What if the antidote to our external disorientation lies in the creation of singular interior worlds? Like the bold combination of materials, colors, and patterns in designer Pia Chevallier’s apartment? Or the radical functionality of Eduardo Mediero’s flat in Madrid?
Our First “Fashion Feature,” combining a literary reflection with a fashion series
Another remedy for the vanishing feeling of the urban landscape may lie in the notion of scale. In a time that values ever-larger dimensions, it seems illusory to grasp an entire city, palace, village - or even a holiday home - in one go. Places must be revisited endlessly to recall their features, their unique geography. At best, we retain sensations, fleeting impressions. Dwellings that are too large slip away, living their own still, indifferent lives the moment their inhabitants turn their backs. This is the experience Ulysse Josselin recounts in "The Haunting”.

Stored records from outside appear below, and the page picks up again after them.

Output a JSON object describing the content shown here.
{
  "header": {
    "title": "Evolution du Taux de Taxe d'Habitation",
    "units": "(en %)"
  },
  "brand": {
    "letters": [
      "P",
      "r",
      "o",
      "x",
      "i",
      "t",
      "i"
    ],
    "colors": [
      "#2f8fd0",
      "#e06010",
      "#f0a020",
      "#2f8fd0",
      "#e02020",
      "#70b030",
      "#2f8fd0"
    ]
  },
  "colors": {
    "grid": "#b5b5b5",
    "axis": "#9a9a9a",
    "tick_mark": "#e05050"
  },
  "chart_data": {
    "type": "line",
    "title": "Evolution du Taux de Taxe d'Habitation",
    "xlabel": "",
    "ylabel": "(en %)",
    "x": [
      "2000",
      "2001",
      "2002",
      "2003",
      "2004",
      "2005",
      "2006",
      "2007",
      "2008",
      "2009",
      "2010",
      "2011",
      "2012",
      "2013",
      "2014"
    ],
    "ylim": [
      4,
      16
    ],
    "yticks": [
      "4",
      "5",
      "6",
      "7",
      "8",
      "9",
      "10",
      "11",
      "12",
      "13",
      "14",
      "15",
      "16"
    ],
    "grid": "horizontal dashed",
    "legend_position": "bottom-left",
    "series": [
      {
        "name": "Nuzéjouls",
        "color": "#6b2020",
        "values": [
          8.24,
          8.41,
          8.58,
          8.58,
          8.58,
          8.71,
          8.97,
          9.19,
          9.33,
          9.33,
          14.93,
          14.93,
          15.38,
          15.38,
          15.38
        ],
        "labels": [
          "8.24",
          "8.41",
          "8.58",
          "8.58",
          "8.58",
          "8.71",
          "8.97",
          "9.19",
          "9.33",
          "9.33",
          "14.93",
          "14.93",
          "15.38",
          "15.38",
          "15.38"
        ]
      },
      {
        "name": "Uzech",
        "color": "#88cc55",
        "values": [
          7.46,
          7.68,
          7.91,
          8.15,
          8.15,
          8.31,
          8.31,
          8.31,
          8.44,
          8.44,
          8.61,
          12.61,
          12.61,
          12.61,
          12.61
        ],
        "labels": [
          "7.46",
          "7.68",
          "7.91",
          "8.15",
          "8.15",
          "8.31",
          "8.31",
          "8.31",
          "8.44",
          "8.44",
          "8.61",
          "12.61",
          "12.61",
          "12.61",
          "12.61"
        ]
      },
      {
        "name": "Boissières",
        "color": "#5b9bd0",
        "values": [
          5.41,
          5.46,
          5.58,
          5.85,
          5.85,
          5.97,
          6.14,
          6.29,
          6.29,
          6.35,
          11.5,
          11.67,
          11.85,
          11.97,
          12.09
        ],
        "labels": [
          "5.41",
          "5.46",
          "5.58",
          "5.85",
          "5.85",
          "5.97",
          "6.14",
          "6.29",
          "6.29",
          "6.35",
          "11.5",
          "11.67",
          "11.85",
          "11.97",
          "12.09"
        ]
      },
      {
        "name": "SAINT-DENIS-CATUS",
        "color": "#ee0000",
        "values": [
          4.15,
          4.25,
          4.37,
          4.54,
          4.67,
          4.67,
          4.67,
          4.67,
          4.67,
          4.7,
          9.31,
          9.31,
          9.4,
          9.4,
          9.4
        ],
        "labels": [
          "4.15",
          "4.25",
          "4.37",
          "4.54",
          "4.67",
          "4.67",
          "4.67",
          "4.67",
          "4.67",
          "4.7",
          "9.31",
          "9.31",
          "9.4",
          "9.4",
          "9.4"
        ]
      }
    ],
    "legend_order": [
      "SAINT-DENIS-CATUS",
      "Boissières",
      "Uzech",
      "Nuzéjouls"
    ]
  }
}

An Interview with the artistic duo Xolo Cuintle
And yet, in the end, it is the settings that remain when we are gone. Concrete settings that might have expelled us for good? That’s the universe Romy Texier and Valentin Vie Binet develop as the duo Xolo Cuintle. They see concrete—their material of choice—as a kind of barrier between nature and humanity, sanitizing and controlling the environment. To them, it is a material that stifles the surface and blocks dialogue. At a time when architecture is shifting toward more natural building methods, they seek to restore its roots, to inject the organic—as if to conjure it, to re-anchor it in connection with the human. Fascinating.
Eclecticism, poetry, art, escapism, beauty and good ideas are definitely not a function of square metres!